2022-12-10
27 分钟This is in conversation from Apple News.
I'm Shemitah Basu.
Today, a cautionary tale about how social media threatens democracy.
Nobel Peace Prize winning journalist Maria Ressa wants the world to wake up and and pay attention specifically to the Philippines.
Because what's happening there, she says should serve as a warning to all other countries about the way authoritarian leaders can use social media to intentionally spread disinformation and undermine democracy.
I call it insidious manipulation all the time.
But this is a corruption of our information ecosystem and frankly, someone should be held accountable because impunity online is impunity offline.
Maria has been a journalist in asia for over three decades, working at CNN, then the major Philippine media company ABS CBN.
Then in 2012 she co founded Rappler, the top digital news site serving the Philippines.
She's been arrested multiple times and she faces charges that could put her in prison for the rest of her life.
She's out now with a new book called how to Stand up to a Dictator.
In it she lays out a few reasons why the Philippines has been ground zero for the kind of impact that social media can have on a democratic system.

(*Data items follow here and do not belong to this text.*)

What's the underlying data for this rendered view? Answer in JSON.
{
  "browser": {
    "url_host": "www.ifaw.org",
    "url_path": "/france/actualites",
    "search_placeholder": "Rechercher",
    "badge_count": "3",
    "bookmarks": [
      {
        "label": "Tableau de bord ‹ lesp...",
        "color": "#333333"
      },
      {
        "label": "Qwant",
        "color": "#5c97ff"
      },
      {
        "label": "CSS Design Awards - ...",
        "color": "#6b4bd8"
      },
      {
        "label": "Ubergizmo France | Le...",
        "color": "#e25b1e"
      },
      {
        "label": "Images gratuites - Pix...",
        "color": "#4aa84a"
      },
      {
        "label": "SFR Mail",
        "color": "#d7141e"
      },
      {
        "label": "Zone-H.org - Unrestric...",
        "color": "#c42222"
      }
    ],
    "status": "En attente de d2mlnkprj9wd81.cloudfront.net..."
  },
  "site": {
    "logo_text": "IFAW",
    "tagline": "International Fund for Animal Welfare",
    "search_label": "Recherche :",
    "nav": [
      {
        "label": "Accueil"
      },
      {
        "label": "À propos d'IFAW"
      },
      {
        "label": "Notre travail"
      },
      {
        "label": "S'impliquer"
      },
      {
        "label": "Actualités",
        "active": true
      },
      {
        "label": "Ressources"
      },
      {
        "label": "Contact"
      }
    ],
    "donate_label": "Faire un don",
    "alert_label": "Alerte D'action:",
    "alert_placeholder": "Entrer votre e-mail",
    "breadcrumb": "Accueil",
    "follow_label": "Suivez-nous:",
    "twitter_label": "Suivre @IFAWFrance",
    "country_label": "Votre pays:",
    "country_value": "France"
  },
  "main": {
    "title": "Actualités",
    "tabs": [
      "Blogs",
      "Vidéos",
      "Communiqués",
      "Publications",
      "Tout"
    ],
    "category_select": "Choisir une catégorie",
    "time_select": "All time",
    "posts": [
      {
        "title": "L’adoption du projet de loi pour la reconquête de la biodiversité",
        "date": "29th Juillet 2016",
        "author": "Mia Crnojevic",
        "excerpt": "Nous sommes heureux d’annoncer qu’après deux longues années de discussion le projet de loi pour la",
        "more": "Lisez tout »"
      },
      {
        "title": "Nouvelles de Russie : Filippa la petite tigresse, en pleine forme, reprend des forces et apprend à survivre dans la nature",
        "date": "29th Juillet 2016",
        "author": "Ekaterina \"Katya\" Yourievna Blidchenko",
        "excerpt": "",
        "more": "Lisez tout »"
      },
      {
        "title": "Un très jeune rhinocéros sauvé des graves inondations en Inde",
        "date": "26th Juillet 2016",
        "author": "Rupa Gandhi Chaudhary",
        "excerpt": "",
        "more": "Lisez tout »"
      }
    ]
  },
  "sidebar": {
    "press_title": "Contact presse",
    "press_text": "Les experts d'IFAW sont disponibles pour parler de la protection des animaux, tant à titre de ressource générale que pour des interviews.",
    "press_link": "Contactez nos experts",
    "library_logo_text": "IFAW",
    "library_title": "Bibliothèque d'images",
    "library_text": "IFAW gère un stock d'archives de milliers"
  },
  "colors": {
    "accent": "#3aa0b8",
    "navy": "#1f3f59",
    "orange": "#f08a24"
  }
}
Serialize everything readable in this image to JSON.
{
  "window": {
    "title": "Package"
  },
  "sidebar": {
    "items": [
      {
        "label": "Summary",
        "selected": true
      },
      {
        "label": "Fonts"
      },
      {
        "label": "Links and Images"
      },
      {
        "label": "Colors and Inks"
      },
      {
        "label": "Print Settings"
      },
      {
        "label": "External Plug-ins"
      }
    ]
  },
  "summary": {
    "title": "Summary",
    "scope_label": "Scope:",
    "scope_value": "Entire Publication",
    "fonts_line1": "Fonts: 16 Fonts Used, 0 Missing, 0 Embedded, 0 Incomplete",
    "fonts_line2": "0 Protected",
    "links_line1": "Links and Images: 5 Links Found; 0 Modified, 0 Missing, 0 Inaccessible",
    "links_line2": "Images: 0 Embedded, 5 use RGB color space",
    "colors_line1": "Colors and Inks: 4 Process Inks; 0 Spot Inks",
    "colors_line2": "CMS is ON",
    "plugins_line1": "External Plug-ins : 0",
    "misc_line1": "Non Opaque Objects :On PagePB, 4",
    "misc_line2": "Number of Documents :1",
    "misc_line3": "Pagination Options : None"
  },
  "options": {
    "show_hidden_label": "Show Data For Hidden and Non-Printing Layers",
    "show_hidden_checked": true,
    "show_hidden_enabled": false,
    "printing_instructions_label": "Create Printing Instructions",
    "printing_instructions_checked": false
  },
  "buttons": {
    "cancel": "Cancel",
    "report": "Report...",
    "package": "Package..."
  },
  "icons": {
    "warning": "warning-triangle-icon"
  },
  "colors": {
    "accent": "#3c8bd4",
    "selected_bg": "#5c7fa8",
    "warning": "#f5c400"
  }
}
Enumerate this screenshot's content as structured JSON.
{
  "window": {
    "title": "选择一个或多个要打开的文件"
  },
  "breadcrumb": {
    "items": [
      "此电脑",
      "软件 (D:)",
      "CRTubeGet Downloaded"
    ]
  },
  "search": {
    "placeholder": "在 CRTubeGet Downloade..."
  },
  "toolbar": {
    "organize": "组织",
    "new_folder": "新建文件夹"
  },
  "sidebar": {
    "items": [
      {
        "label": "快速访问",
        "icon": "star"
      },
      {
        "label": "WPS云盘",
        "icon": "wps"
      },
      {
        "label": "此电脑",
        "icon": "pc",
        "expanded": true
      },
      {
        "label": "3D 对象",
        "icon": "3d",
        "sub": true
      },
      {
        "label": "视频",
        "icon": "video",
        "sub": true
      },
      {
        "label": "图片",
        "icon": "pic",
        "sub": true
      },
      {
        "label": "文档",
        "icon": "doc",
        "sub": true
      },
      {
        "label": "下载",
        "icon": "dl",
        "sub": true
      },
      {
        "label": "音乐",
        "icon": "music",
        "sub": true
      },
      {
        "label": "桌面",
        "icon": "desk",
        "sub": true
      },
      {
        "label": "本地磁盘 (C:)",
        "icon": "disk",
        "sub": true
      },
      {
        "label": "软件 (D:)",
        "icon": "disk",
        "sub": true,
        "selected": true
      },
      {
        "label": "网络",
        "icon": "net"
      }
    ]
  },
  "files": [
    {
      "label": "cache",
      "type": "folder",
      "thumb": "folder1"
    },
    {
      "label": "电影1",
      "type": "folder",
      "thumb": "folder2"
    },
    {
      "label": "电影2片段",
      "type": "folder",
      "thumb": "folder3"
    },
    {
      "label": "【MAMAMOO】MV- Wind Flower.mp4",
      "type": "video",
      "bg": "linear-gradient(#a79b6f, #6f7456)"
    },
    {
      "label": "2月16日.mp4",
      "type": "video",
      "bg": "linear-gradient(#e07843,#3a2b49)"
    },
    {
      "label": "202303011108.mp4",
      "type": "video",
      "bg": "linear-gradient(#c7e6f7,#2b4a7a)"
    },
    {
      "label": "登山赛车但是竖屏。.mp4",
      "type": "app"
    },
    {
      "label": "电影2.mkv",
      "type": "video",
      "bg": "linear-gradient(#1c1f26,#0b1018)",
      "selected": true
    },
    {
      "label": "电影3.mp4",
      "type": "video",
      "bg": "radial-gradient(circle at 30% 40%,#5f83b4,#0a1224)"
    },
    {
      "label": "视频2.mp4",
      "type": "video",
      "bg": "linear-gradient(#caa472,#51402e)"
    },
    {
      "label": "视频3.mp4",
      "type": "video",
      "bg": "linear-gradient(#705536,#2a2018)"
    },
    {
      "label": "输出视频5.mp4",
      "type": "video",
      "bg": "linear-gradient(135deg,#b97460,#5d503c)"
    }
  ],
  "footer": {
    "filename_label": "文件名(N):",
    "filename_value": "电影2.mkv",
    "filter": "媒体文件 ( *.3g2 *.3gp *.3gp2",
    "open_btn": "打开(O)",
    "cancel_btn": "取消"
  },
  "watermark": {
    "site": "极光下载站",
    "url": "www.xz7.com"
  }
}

One reason is the Philippines has a super plugged in population.
When social media came, we were first adapters because while the United States was still like 35, 40% on mobile, the Philippines was 87%, 90% on mobile and.
Not just plugged in generally, but very much on Facebook.
By the time we set up RAPPLER, you know, 97% of the Filipinos on the Internet were on Facebook.
Facebook was our Internet.
It also has cheap labor, a government with a culture of corruption, and for the last six years an authoritarian political leader vying for more power.
These things combined created the conditions for disinformation to spread widely.
Ressa says countries like the US should take note of any similarities to the Philippines and learn how to course correct before it's too late.